Der Chronist der jüdischen Zerrissenheit zwischen chassidischen Wurzeln und intellektuellem Stadtleben im beginnenden 20. Jahrhundert blieb viele Jahre unentdeckt.
Von Raphaela Kitzmantel
Robert Musil, Stefan Zweig, Hermann Hesse und Joseph Roth – sie alle zollten einem heute weitgehend unbekannten Dichter höchste Anerkennung: Soma Morgenstern. Seine Werke umfassen „alles Gute gesegneter Kunst“, meinte etwa Stefan Zweig, und Hermann Hesse sah einen Roman Morgensterns als so gelungen an, dass ihn auch „die großen russischen Erzähler und die Lagerlöf nicht besser“ hätten schreiben können.
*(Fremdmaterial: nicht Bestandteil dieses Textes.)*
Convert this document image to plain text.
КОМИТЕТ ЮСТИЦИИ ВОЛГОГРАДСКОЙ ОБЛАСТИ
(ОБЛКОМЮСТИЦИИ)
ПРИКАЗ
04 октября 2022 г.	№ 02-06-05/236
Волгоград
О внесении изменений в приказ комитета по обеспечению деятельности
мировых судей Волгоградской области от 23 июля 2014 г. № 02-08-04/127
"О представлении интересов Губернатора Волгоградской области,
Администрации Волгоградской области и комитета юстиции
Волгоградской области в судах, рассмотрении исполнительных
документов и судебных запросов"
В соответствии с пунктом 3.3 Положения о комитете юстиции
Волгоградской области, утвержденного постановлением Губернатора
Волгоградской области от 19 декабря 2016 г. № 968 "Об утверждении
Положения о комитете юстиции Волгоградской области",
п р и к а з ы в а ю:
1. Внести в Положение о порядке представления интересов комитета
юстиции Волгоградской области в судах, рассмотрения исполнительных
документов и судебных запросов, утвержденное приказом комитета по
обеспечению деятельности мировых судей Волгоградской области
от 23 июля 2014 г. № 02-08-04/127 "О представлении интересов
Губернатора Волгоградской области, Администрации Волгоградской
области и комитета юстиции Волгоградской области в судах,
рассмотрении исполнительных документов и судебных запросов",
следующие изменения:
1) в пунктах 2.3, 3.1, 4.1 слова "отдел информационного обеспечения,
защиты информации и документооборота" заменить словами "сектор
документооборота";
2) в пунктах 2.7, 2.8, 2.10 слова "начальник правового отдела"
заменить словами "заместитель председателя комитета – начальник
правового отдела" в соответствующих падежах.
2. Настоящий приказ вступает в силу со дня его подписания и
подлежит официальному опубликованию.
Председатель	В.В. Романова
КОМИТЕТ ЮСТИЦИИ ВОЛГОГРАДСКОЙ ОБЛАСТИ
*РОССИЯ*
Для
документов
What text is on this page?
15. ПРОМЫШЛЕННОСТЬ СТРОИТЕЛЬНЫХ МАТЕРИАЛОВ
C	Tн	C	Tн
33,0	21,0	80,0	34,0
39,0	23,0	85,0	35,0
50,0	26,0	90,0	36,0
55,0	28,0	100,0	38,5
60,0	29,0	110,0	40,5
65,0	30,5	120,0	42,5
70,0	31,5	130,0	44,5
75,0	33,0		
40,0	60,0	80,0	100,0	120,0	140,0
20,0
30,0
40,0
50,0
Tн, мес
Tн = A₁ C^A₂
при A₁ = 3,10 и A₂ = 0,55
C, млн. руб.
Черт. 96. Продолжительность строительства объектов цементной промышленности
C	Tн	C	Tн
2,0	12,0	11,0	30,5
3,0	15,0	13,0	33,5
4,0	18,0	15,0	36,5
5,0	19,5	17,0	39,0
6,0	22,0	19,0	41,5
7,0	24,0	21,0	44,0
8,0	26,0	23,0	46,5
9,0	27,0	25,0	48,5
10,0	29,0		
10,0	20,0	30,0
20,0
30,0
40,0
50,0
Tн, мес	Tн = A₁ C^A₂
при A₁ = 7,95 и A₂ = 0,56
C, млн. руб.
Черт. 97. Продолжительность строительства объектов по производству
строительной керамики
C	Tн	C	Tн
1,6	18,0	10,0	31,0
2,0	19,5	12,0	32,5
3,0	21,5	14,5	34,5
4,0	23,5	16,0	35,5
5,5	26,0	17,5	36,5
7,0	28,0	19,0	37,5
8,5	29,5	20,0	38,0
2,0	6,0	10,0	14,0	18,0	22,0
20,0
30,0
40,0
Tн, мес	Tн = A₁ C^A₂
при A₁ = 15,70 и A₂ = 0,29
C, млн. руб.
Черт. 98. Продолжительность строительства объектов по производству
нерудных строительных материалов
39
Nach Robert Musil sind Morgensterns Werke gar einem „geistvollen und dem Geiste dienenden neuen Dichter zu verdanken“. Und dennoch machte sich erst seit 1994 ein kleiner Lüneburger Verlag die eigentliche Wiederentdeckung dieses Autors zur Aufgabe. Wer also war Soma Morgenstern? 1890 im damaligen österreichischen Kronland Galizien und Lodomerien geboren, lernt er von klein auf Polnisch und Ukrainisch, im Cheder dann Hebräisch, und zu Hause spricht die Familie Jiddisch. In der Mittelschule folgt der Unterricht in Englisch, Französisch, Griechisch und Latein. Ein wahrer Europäer wird geboren. So ist es auch kein Wunder, dass es Morgenstern nach bestandener Matura zum Studium nach Wien zieht, in das Zentrum der multikulturellen Donaumonarchie. Erst nach dem Ersten Weltkrieg, in dem er als Freiwilliger kämpft, kann er das Jus-Studium beenden, um dann „endlich und ausschließlich wenigstens eine Probezeit das zu tun, was ich zeit meines Lebens zu tun gedachte: schreiben, schreiben, schreiben.“ Nach einigen erfolglosen Versuchen kann er diesen Wunsch als Wiener Kulturkorrespondent der Frankfurter Zeitung schließlich verwirklichen, auch wenn diese Tätigkeit den Dichter auf literarischem Gebiet nicht befriedigt. Die erste Buchveröffentlichung steht ebenfalls unter keinem guten Stern, denn das 1935 bei Erich Reiss veröffentlichte Buch durfte in Nazi-Deutschland „nur an Juden“ verkauft werden und findet nicht den erwünschten Absatz. Robert Musil immerhin bemerkt darüber: „Wenn Sie jetzt sterben, gehören diese hundert Seiten schon zur Weltliteratur.“
Auf die berufliche Enttäuschung folgen dramatische Wendungen in Morgensterns Lebensweg: 1938 Flucht vor den Nazis nach Paris, 1939 Verlust des geliebten Freundes aus Kindertagen, Joseph Roth, zu dessen Entourage Morgenstern im Pariser Exil gezählt hatte. 1940 wird Morgenstern auf der Straße verhaftet und in verschiedenen französischen Lagern interniert. 1941 kann er sich nach New York retten, wo er 1976 weitgehend unbeachtet von der Weltöffentlichkeit stirbt.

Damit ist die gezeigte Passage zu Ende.